Die Physiognomien der Verbrecher in den reisenden Wachsfigurenkabinetten werden in vielen Fällen ebenso wenig den Originalen entsprochen haben wie ihre Bekleidung oder die ausgestellten Tatwerkzeuge. Machte ein Betrüger oder Mörder Schlagzeilen, so brachte die zeitnahe Präsentation seiner wächsernen Kopie einen großen Werbeeffekt. Die Schausteller waren daher stets um die Aktualität ihrer "Verbrechergalerien" bemüht, wozu oftmals einfach eine vorhandene Figur entsprechend ausstaffiert und gekennzeichnet wurde.
Auch die großen, in die Geschichte eingegangenen Schurken vergangener Tage entsprachen mitunter nicht ihren Vorbildern - ein Umstand, den Ludwig Tieck  zum Anlass einer überaus humorvollen Episode in seiner Novelle "Der Jahrmarkt" von 1832 nahm:

" (...) Dieser Gang führte sie wieder aus der Stadt in die Promenaden, und zugleich zu einer Reihe von großen hölzernen Gebäuden in welchen verschiedene Schau-Ausstellungen sich der Betrachtung boten.
Man las die verschiedenen lobpreisenden Zettel und Ankündigungen, und dem Amtmann schien ein großes berühmtes Kabinett von Wachsfiguren, in welchem viele bekannte tote und lebende Menschen ausgestellt waren, am anlockendsten.
Man bezahlte den Eintrittspreis. Die Thür ward geöffnet, und der Amtmann, welcher als der Vornehmste voran schritt, wandte sich an einen wohlgekleideten Herren, welcher gleich rechts stand, mit der Frage: ist es erlaubt, allenthalben ganz nahe hinzu zu treten? Die Pfarrerin und Rosine, die jetzt folgten, verneigten sich vor den schimmernden herausgeputzten Figuren demütig, und der Amtmann nahm es fast übel, daß der freundliche Herr ihn keiner Antwort würdigte, bis er inne ward, mit welchem er sich unterhielt, eben auch nichts Besseres, als eine wächserne Larve sei.
Da es noch früh am Tage war, fanden sie nur wenige andre Beschauer, und die beiden Familien vom Lande waren im Genuß um so heitrer und weniger befangen. Prinzessinnen Als man sich genug von den Potentaten und den Diamanten der Prinzessinen hatte blenden lassen, so nahm man auch von den Gelehrten und und Bürgerlichen in dieser Kunst-Ausstellung einige Kenntnis.

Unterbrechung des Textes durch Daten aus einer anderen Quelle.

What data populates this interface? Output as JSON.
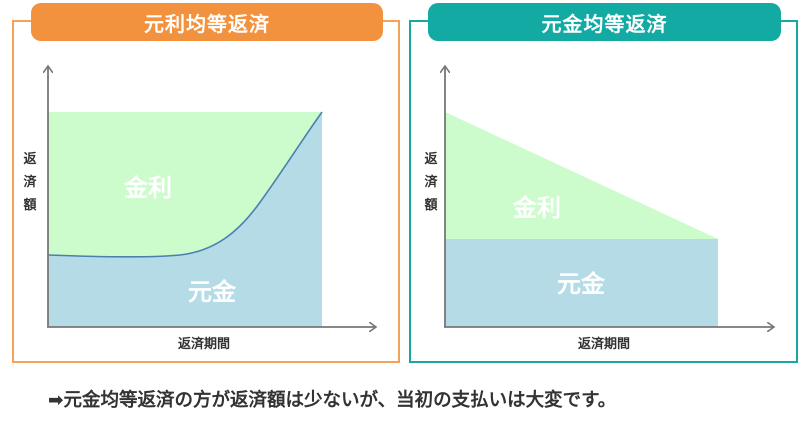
{
  "left_chart": {
    "title": "元利均等返済",
    "y_label_chars": [
      "返",
      "済",
      "額"
    ],
    "x_label": "返済期間",
    "interest_label": "金利",
    "principal_label": "元金"
  },
  "right_chart": {
    "title": "元金均等返済",
    "y_label_chars": [
      "返",
      "済",
      "額"
    ],
    "x_label": "返済期間",
    "interest_label": "金利",
    "principal_label": "元金"
  },
  "caption": "➡元金均等返済の方が返済額は少ないが、当初の支払いは大変です。",
  "colors": {
    "left_border": "#f4a15a",
    "left_tab": "#f2913e",
    "right_border": "#14a9a2",
    "right_tab": "#13aaa4",
    "interest_fill": "#ccfccc",
    "principal_fill": "#b5dbe6",
    "boundary_line": "#4a7fb0",
    "axis": "#777777"
  }
}
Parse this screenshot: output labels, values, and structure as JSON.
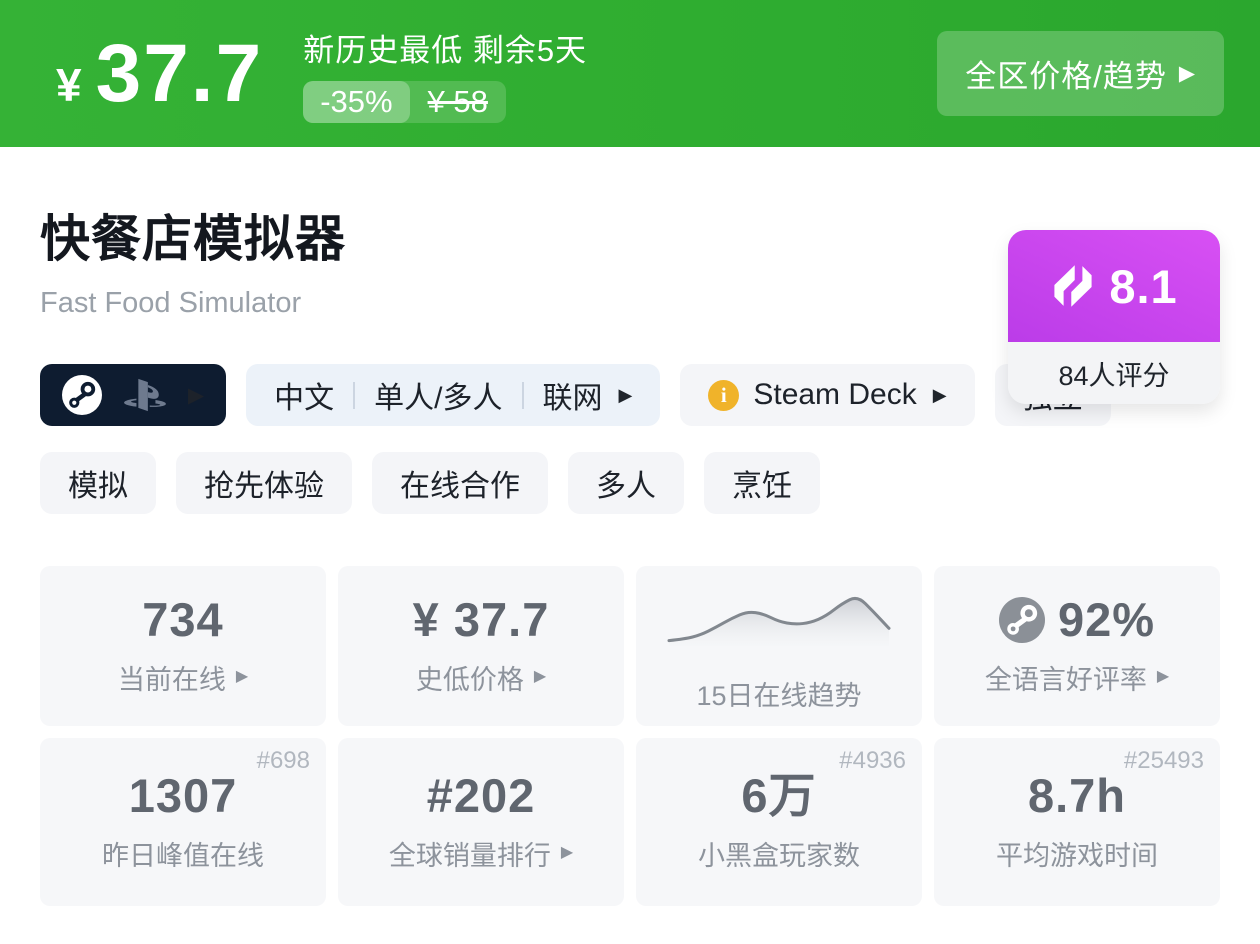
{
  "ui": {
    "arrow": "▶",
    "info_glyph": "i"
  },
  "colors": {
    "banner_green": "#2fad30",
    "rating_purple_top": "#d850f4",
    "rating_purple_bottom": "#bb3ce8",
    "dark_pill_navy": "#0e1c30",
    "info_yellow": "#f0b32a"
  },
  "banner": {
    "currency": "¥",
    "price": "37.7",
    "promo": "新历史最低 剩余5天",
    "discount": "-35%",
    "original_price": "¥ 58",
    "trend_button": "全区价格/趋势"
  },
  "header": {
    "title": "快餐店模拟器",
    "subtitle": "Fast Food Simulator",
    "rating_score": "8.1",
    "rating_count": "84人评分"
  },
  "tags": {
    "multi": [
      "中文",
      "单人/多人",
      "联网"
    ],
    "steam_deck": "Steam Deck",
    "indie": "独立",
    "genres": [
      "模拟",
      "抢先体验",
      "在线合作",
      "多人",
      "烹饪"
    ]
  },
  "stats": {
    "current_online": {
      "value": "734",
      "label": "当前在线"
    },
    "lowest_price": {
      "value": "¥ 37.7",
      "label": "史低价格"
    },
    "online_trend": {
      "label": "15日在线趋势",
      "values": [
        6,
        9,
        16,
        30,
        46,
        58,
        54,
        40,
        35,
        38,
        50,
        72,
        86,
        58,
        28
      ]
    },
    "positive_rate": {
      "value": "92%",
      "label": "全语言好评率"
    },
    "yesterday_peak": {
      "rank": "#698",
      "value": "1307",
      "label": "昨日峰值在线"
    },
    "global_sales": {
      "value": "#202",
      "label": "全球销量排行"
    },
    "heybox_players": {
      "rank": "#4936",
      "value": "6万",
      "label": "小黑盒玩家数"
    },
    "avg_playtime": {
      "rank": "#25493",
      "value": "8.7h",
      "label": "平均游戏时间"
    }
  }
}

Plötzlich eilte der Amtmann nach einem Winkel und deutete, daß seine Begleitung ihm folgen solle. Hier stand eine Figur in altfränkischen Galakleidern, in einem betreßten Rock, seidenen Strümpfen, mit Degen und dem Hut unter dem Arm, das breite, stark gefärbte Gesicht lächelnd und grinsend. Nun, sagte der Amtmann erfreut; kennen sie, Pastor, diesen Mann?
Nein, sagte dieser, und doch schwebt mir wie eine Erinnerung vor, als wenn ich diese Figur schon einmal sollte gesehen haben.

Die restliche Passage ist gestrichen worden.